Modeling predictions are in good agreement with time-dependent adsorption experimental data. Top row: Experimental data repeated from Fig. 1 A and B) Septin adsorption over time in monodispersed assays on 1-μm (A) and 5-μm (B) beads. The filled symbols denote experimental data, and solid lines represent the predictions of our kinetic model. Error bars correspond to SE of the experimental data. (C) Septin adsorption on 1-μm (circle symbols) and 5-μm (square symbols) beads over time in bidispersed assays at 25 nM bulk septin concentration. Bottom row: Variations of the average length of septins vs. time, corresponding to the same conditions as the top row.

Fig. 6.

Reducing the degree of septin depletion from the bulk changes septins’ apparent curvature sensitivity. The ratio of steady-state septin adsorption on 1-μm to 5-μm beads in bidispersed assays, using different total membrane surface areas. The surface area is indicated as a percentage of the standard surface area we used in these assays (5 mm²). The bulk septin concentration is 6.25 nM. The blue violin plot shows the distribution of the ratio, and the black diamond indicates the average value.
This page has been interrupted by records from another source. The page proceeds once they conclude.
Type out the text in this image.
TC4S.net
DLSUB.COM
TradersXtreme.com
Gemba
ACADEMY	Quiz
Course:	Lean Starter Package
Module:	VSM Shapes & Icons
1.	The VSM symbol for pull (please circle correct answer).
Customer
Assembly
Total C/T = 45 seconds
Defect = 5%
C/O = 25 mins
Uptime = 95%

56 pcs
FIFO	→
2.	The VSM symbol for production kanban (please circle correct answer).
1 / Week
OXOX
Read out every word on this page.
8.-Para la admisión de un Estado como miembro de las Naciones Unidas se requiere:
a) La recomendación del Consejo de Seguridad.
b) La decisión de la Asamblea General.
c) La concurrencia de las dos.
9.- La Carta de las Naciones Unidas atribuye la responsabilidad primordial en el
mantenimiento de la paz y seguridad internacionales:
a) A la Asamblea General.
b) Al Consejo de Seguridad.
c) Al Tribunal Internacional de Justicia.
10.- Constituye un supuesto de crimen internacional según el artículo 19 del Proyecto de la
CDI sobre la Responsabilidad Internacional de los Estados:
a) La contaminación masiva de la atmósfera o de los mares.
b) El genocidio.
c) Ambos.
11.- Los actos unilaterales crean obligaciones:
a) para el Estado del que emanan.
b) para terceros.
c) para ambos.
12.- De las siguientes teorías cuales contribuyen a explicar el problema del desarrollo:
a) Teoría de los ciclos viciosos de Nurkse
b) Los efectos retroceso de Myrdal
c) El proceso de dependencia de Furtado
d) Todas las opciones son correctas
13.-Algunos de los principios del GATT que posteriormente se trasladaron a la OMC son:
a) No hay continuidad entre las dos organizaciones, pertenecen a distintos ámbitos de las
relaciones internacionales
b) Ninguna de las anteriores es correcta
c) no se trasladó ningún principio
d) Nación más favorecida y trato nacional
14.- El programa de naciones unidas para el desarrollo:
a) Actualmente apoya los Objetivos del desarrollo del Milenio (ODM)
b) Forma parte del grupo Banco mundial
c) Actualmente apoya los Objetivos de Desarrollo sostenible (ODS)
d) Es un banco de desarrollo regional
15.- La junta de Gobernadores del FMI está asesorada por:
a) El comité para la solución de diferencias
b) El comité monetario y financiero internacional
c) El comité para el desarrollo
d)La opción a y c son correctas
The orange line represents the ratio of adsorption between 1-μm and 5-μm beads at steady state in monodispersed assays; the orange belts represent spread in experimental data in the interquartile range (darkest, 25% to 75%), interdecile range (next darkest, 10% to 90%), and full range (lightest, 0% to 100%).

Fig. 7.

A schematic model of septin curvature sensitivity in competition case. Septin adsorption on 1-μm (pink) and 5-μm (blue) beads is plotted over time. Insets illustrate how septins are depleted from the bulk solution primarily by 1-μm beads, leading to faster initiation and growth phases on 1 μm and ultimately larger adsorptions. Because 5-μm beads recruit from a more depleted bulk, compared to monodispersed assays, their growth rate and final adsorption are reduced. Shades of green represent septin bulk concentration.